Worst of all, Guadagnino’s Suspiria is tasteful. More than that, Guadagnino fears making a horror movie that could be seen as distasteful. This fear of being distasteful permeates every decision, from the infusion of political meaning to not showing us the meat hook actually penetrating flesh to the climax of the film.
Act Six: Spoilers
Which brings us to the final act. By the end of the movie, the matrons of Markos Academy have voted out Madame Blanc and killed her by breaking her neck and severing the spinal cord. The red lit cave, which looks more like a cheap goth bar than an actual underground lair, provides the proper womb-light features to birth Mother Suspiriorum into the body of Susie Bannion. Unfortunately for Mother Markos, she had, by this point, already been claiming herself as the actual Mother Suspiriorum. And so, old evils are resurrected in new vessels. As Thom Yorke’s whines over the soundtrack, a black figure floats around the air exploding the heads of the dissenters who voted for Mother Markos. Blood fountains ensue.
Guadagnino takes no joy in this scene, nor does he fear it. He’s more interested in the witches who pose as twinkling theater-fairy-like refractions. Here, he soaks the film in the deep red filter accomplished by leaching out the other colors, turning down the brightness and upping the contrast. He films the scene from an arm’s length, always keeping the camera 30 feet from anything actually horrific happening. And the Thom Yorke song is one of the worst songs imaginable. It neither contrasts nor reflects. It’s kind of there.

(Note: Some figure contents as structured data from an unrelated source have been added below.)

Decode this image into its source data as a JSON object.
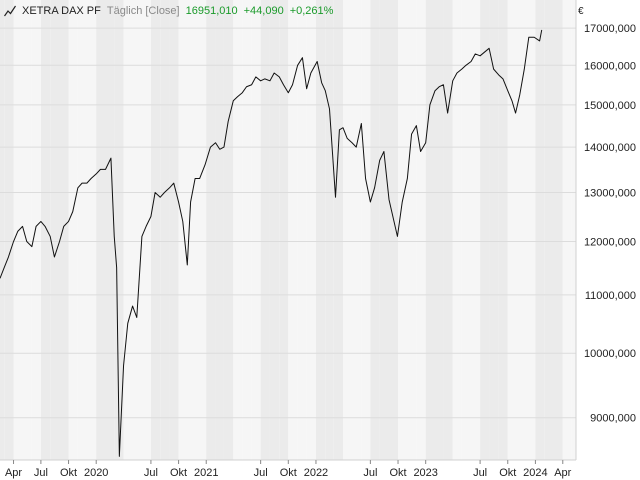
{
  "header": {
    "name": "XETRA DAX PF",
    "interval": "Täglich [Close]",
    "last": "16951,010",
    "change": "+44,090",
    "change_pct": "+0,261%",
    "icon": "line-chart-icon"
  },
  "colors": {
    "line": "#111111",
    "band_dark": "#ebebeb",
    "band_light": "#f6f6f6",
    "grid": "#dcdcdc",
    "positive": "#1a9a2a"
  },
  "axis": {
    "currency": "€"
  },
  "chart_data": {
    "type": "line",
    "title": "XETRA DAX PF",
    "xlabel": "",
    "ylabel": "",
    "yscale": "log",
    "ylim": [
      8400,
      17800
    ],
    "xlim": [
      "2019-02-15",
      "2024-05-15"
    ],
    "grid": true,
    "yticks": [
      {
        "value": 9000,
        "label": "9000,000"
      },
      {
        "value": 10000,
        "label": "10000,000"
      },
      {
        "value": 11000,
        "label": "11000,000"
      },
      {
        "value": 12000,
        "label": "12000,000"
      },
      {
        "value": 13000,
        "label": "13000,000"
      },
      {
        "value": 14000,
        "label": "14000,000"
      },
      {
        "value": 15000,
        "label": "15000,000"
      },
      {
        "value": 16000,
        "label": "16000,000"
      },
      {
        "value": 17000,
        "label": "17000,000"
      }
    ],
    "xticks": [
      {
        "date": "2019-04-01",
        "label": "Apr"
      },
      {
        "date": "2019-07-01",
        "label": "Jul"
      },
      {
        "date": "2019-10-01",
        "label": "Okt"
      },
      {
        "date": "2020-01-01",
        "label": "2020"
      },
      {
        "date": "2020-07-01",
        "label": "Jul"
      },
      {
        "date": "2020-10-01",
        "label": "Okt"
      },
      {
        "date": "2021-01-01",
        "label": "2021"
      },
      {
        "date": "2021-07-01",
        "label": "Jul"
      },
      {
        "date": "2021-10-01",
        "label": "Okt"
      },
      {
        "date": "2022-01-01",
        "label": "2022"
      },
      {
        "date": "2022-07-01",
        "label": "Jul"
      },
      {
        "date": "2022-10-01",
        "label": "Okt"
      },
      {
        "date": "2023-01-01",
        "label": "2023"
      },
      {
        "date": "2023-07-01",
        "label": "Jul"
      },
      {
        "date": "2023-10-01",
        "label": "Okt"
      },
      {
        "date": "2024-01-01",
        "label": "2024"
      },
      {
        "date": "2024-04-01",
        "label": "Apr"
      }
    ],
    "series": [
      {
        "x": [
          "2019-02-15",
          "2019-03-01",
          "2019-03-15",
          "2019-04-01",
          "2019-04-15",
          "2019-05-01",
          "2019-05-15",
          "2019-06-01",
          "2019-06-15",
          "2019-07-01",
          "2019-07-15",
          "2019-08-01",
          "2019-08-15",
          "2019-09-01",
          "2019-09-15",
          "2019-10-01",
          "2019-10-15",
          "2019-11-01",
          "2019-11-15",
          "2019-12-01",
          "2019-12-15",
          "2020-01-01",
          "2020-01-15",
          "2020-02-01",
          "2020-02-19",
          "2020-03-01",
          "2020-03-09",
          "2020-03-18",
          "2020-04-01",
          "2020-04-15",
          "2020-05-01",
          "2020-05-15",
          "2020-06-01",
          "2020-06-15",
          "2020-07-01",
          "2020-07-15",
          "2020-08-01",
          "2020-08-15",
          "2020-09-01",
          "2020-09-15",
          "2020-10-01",
          "2020-10-15",
          "2020-10-30",
          "2020-11-10",
          "2020-11-25",
          "2020-12-10",
          "2020-12-28",
          "2021-01-15",
          "2021-02-01",
          "2021-02-15",
          "2021-03-01",
          "2021-03-15",
          "2021-04-01",
          "2021-04-15",
          "2021-05-01",
          "2021-05-15",
          "2021-06-01",
          "2021-06-15",
          "2021-07-01",
          "2021-07-15",
          "2021-08-01",
          "2021-08-15",
          "2021-09-01",
          "2021-09-15",
          "2021-10-01",
          "2021-10-15",
          "2021-11-01",
          "2021-11-17",
          "2021-12-01",
          "2021-12-15",
          "2022-01-05",
          "2022-01-20",
          "2022-02-01",
          "2022-02-15",
          "2022-03-07",
          "2022-03-20",
          "2022-04-01",
          "2022-04-15",
          "2022-05-01",
          "2022-05-15",
          "2022-06-01",
          "2022-06-15",
          "2022-07-01",
          "2022-07-15",
          "2022-08-01",
          "2022-08-15",
          "2022-09-01",
          "2022-09-29",
          "2022-10-15",
          "2022-11-01",
          "2022-11-15",
          "2022-12-01",
          "2022-12-15",
          "2023-01-01",
          "2023-01-15",
          "2023-02-01",
          "2023-02-15",
          "2023-03-01",
          "2023-03-15",
          "2023-04-01",
          "2023-04-15",
          "2023-05-01",
          "2023-05-15",
          "2023-06-01",
          "2023-06-15",
          "2023-07-01",
          "2023-07-31",
          "2023-08-15",
          "2023-09-01",
          "2023-09-15",
          "2023-10-01",
          "2023-10-15",
          "2023-10-27",
          "2023-11-10",
          "2023-11-25",
          "2023-12-10",
          "2023-12-28",
          "2024-01-15",
          "2024-01-22"
        ],
        "y": [
          11300,
          11500,
          11700,
          12000,
          12200,
          12300,
          12000,
          11900,
          12300,
          12400,
          12300,
          12100,
          11700,
          12000,
          12300,
          12400,
          12600,
          13100,
          13200,
          13200,
          13300,
          13400,
          13500,
          13500,
          13750,
          12100,
          11500,
          8450,
          9800,
          10500,
          10800,
          10600,
          12100,
          12300,
          12500,
          13000,
          12900,
          13000,
          13100,
          13200,
          12800,
          12400,
          11550,
          12800,
          13300,
          13300,
          13600,
          14000,
          14100,
          13950,
          14000,
          14600,
          15100,
          15200,
          15300,
          15450,
          15500,
          15700,
          15600,
          15650,
          15600,
          15800,
          15700,
          15500,
          15300,
          15500,
          16000,
          16200,
          15400,
          15800,
          16100,
          15550,
          15350,
          14900,
          12900,
          14400,
          14450,
          14200,
          14100,
          14000,
          14550,
          13300,
          12800,
          13100,
          13700,
          13900,
          12850,
          12100,
          12800,
          13300,
          14300,
          14500,
          13900,
          14100,
          15000,
          15350,
          15450,
          15500,
          14800,
          15600,
          15800,
          15900,
          16000,
          16100,
          16300,
          16250,
          16450,
          15900,
          15750,
          15650,
          15350,
          15100,
          14800,
          15250,
          15900,
          16750,
          16750,
          16650,
          16951
        ]
      }
    ]
  }
}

Rather than fearing the actions, Guadagnino fears the idea. He thinks that by drawing the parallels to Nazis and Trump, he has done the work for you. You should be scared by the resurrection of old evils. This metaphor, which he painstakingly drew out, is all that the viewer should need to fear what’s happening. But, it isn’t even close to enough if you’ve been paying attention.
TL;DR: Suspiria is lame
Luca Guadagnino turned Suspiria from a 97-minute feast of the senses to a 150-minute thought exercise. Sure, there’s beauty…but to what end? There’s no surprise. There’s no passion. There’s hardly any fear. For all of its cold dark beauty, Suspiria never really grabbed me by the balls. I was never afraid that witches would rip out my heart and feed it through a barbed wire room. This is a tasteful, restrained horror movie that will appeal to fans of overlong restrained horror movies with shitty soundtracks. Here’s my recommendation: if you were crying on Election Night 2016, you listen to Sufjan Stevens, and you thought mother! and The Neon Demon were too aggressive and thorny, you will love Guadagnino’s Suspiria. If you’re looking for a truly jaw-dropping experience from which you may never recover, might I suggest the original?